Muscle as a "mediator" of systemic metabolism

Abstract

Skeletal and cardiac muscles play key roles in the regulation of systemic energy homeostasis and display remarkable plasticity in their metabolic responses to caloric availability and physical activity. In this Perspective we discuss recent studies highlighting transcriptional mechanisms that govern systemic metabolism by striated muscles. We focus on the participation of the Mediator complex in this process, and suggest that tissue-specific regulation of Mediator subunits impacts metabolic homeostasis.

Figure 1. The Role of Muscle Fiber Types in the Regulation of Systemic Metabolism

(A) Slow-twitch myofibers have a high oxidative capacity and prefer fatty acids as substrate for ATP production. Fast-twitch fibers have a lower oxidative capacity and prefer glucose. Muscle fiber type can be altered by external and internal factors. Exercise increases the number of slow-twitch fibers, thus enhancing fatty acid utilization, while obesity increases fast-twitch fibers and causes slow-twitch fibers to become insulin resistant. Muscle fiber type is transcriptionally regulated, ultimately impacting systemic metabolism. (B) Nuclear receptors, such as PPARs, ERRs, TRs, and Nur77 activate transcription of genes involved in myofiber switching. PGC1α is a coregulator and acts with PPAR, ERR, and TR to drive the switch from fast to slow fibers. RIP140 and NCoR1 are corepresors for PPARs, ERRs, and TRs. TZDs, insulin sensitizing drugs, reactivate PPAR in the setting of diabetes and obesity, which can also lead to myofiber switching. PPAR, peroxisome proliferator-activated receptor; ERR, estrogen-related receptor; TR, thyroid hormone receptor; Nur77, orphan nuclear receptor NR4A1; PGC1α, peroxisome proliferator-activated receptor gamma coactivator 1 alpha; RIP140, corepressor receptor-interacting protein 140; NCoR, nuclear receptor corepressor; TZD, thiazolidinediones.

Figure 2. The Mediator Complex

The transcriptionally active core Mediator complex consists of the head (blue), body (red), and tail (light green) domains, and the relative location of the subunits is depicted. The CDK8 kinase submodule (yellow) reversibly associates with the core complex and regulates Mediator transcriptional activity. The Mediator complex regulates transcription by interacting with nuclear receptors, general transcription factors (GTFs), RNA polymerase II (Pol II), and enhancers. TR, thyroid hormone receptor; PPARs, peroxisome proliferatoractivated receptors.

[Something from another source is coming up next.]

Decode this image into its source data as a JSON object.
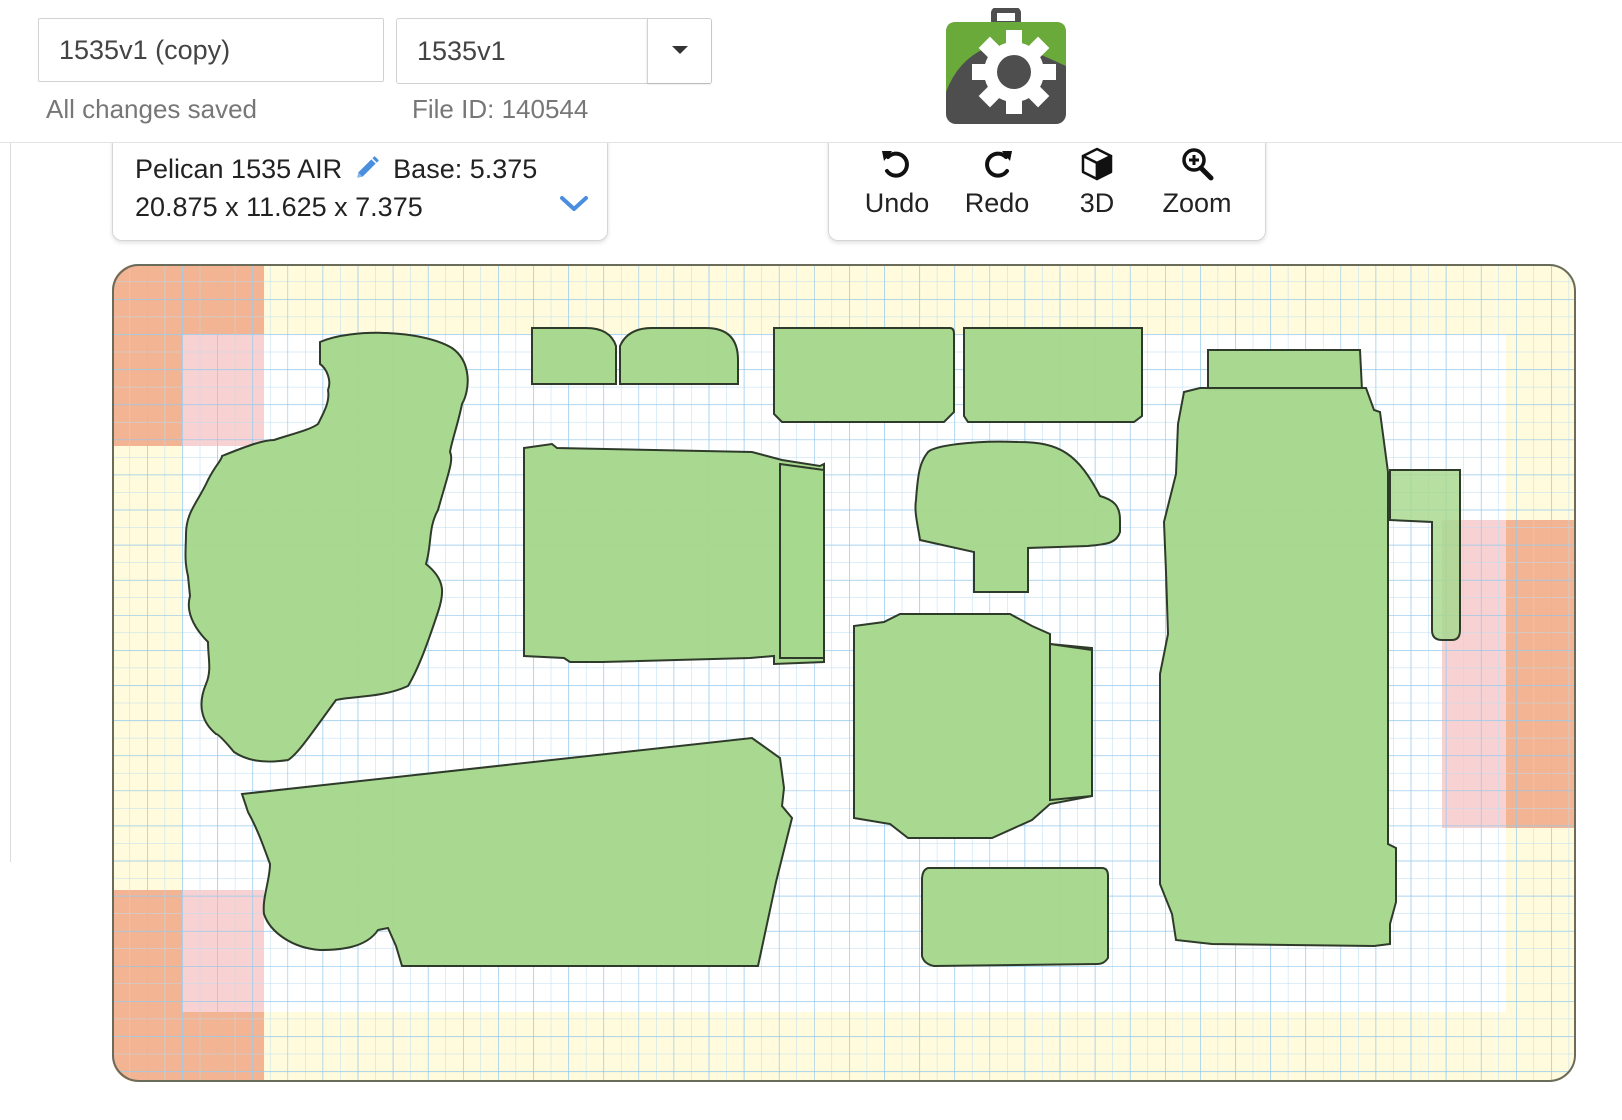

Figure 3. Mediator Subunits Alter Systemic Metabolism in a Muscle-Specific Manner

Perturbations of MED13 and MED30 in the heart alter metabolism. Overexpression of MED13 in the heart causes leanness, and loss of MED13 in the heart increases susceptibility of obesity and diabetes. Loss-of-function mutations in MED30 lead to altered substrate availability, heart failure, and death. Loss of MED1 in muscle causes a fast-to-slow muscle fiber type switch, which enhances insulin sensitivity and protects against obesity.

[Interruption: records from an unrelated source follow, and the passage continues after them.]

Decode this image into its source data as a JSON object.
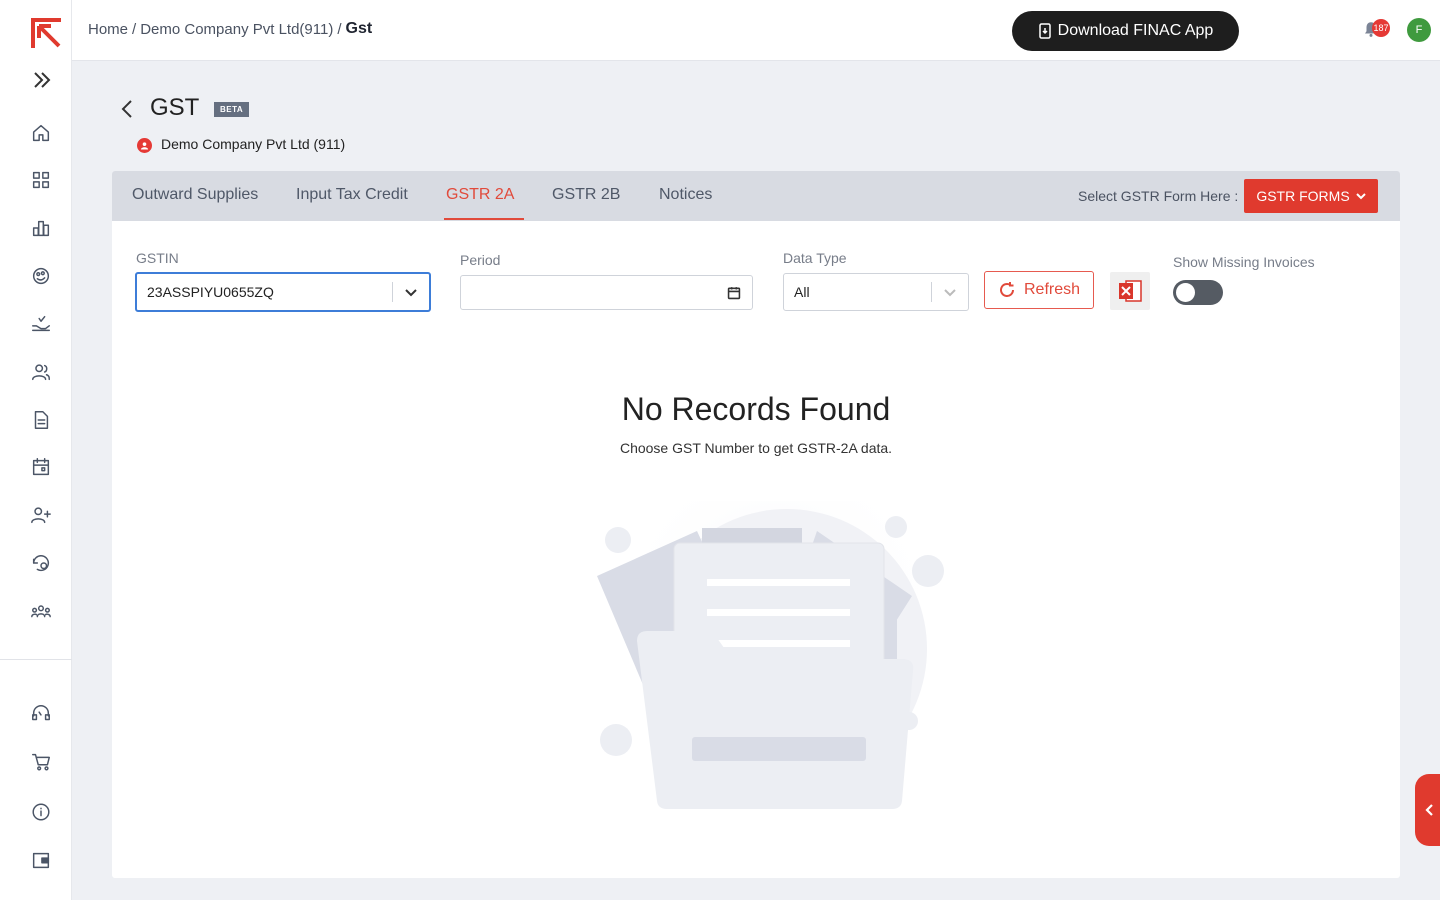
{
  "breadcrumb": {
    "home": "Home",
    "sep1": "/",
    "company": "Demo Company Pvt Ltd(911)",
    "sep2": "/",
    "current": "Gst"
  },
  "header": {
    "download_label": "Download FINAC App",
    "notification_count": "187",
    "avatar_initial": "F"
  },
  "page": {
    "title": "GST",
    "badge": "BETA",
    "company_name": "Demo Company Pvt Ltd (911)"
  },
  "tabs": [
    {
      "label": "Outward Supplies",
      "active": false
    },
    {
      "label": "Input Tax Credit",
      "active": false
    },
    {
      "label": "GSTR 2A",
      "active": true
    },
    {
      "label": "GSTR 2B",
      "active": false
    },
    {
      "label": "Notices",
      "active": false
    }
  ],
  "gstr_forms": {
    "prompt": "Select GSTR Form Here :",
    "button_label": "GSTR FORMS"
  },
  "filters": {
    "gstin_label": "GSTIN",
    "gstin_value": "23ASSPIYU0655ZQ",
    "period_label": "Period",
    "period_value": "",
    "data_type_label": "Data Type",
    "data_type_value": "All",
    "refresh_label": "Refresh",
    "show_missing_label": "Show Missing Invoices",
    "show_missing_on": false
  },
  "empty_state": {
    "title": "No Records Found",
    "subtitle": "Choose GST Number to get GSTR-2A data."
  },
  "colors": {
    "accent": "#e14a3b",
    "primary_button": "#e03a2e",
    "focus": "#3d7dd8"
  },
  "sidebar_icons": [
    "home-icon",
    "grid-icon",
    "bar-chart-icon",
    "palette-icon",
    "hand-money-icon",
    "users-icon",
    "document-icon",
    "calendar-icon",
    "add-user-icon",
    "settings-history-icon",
    "team-icon",
    "support-icon",
    "cart-icon",
    "info-icon",
    "wallet-icon"
  ]
}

Figure 4. Proposed Roles for Mediator in Regulating Secreted Factors and Systemic Metabolism

Secreted factors released from adipose tissue and liver regulate skeletal and cardiac muscle metabolism, and many factors are released from heart and muscle that exert feedback on these tissues. While the role of Mediator in regulating secreted factors has not yet been investigated, it is highly likely that Mediator is involved in this process. See text for discussion.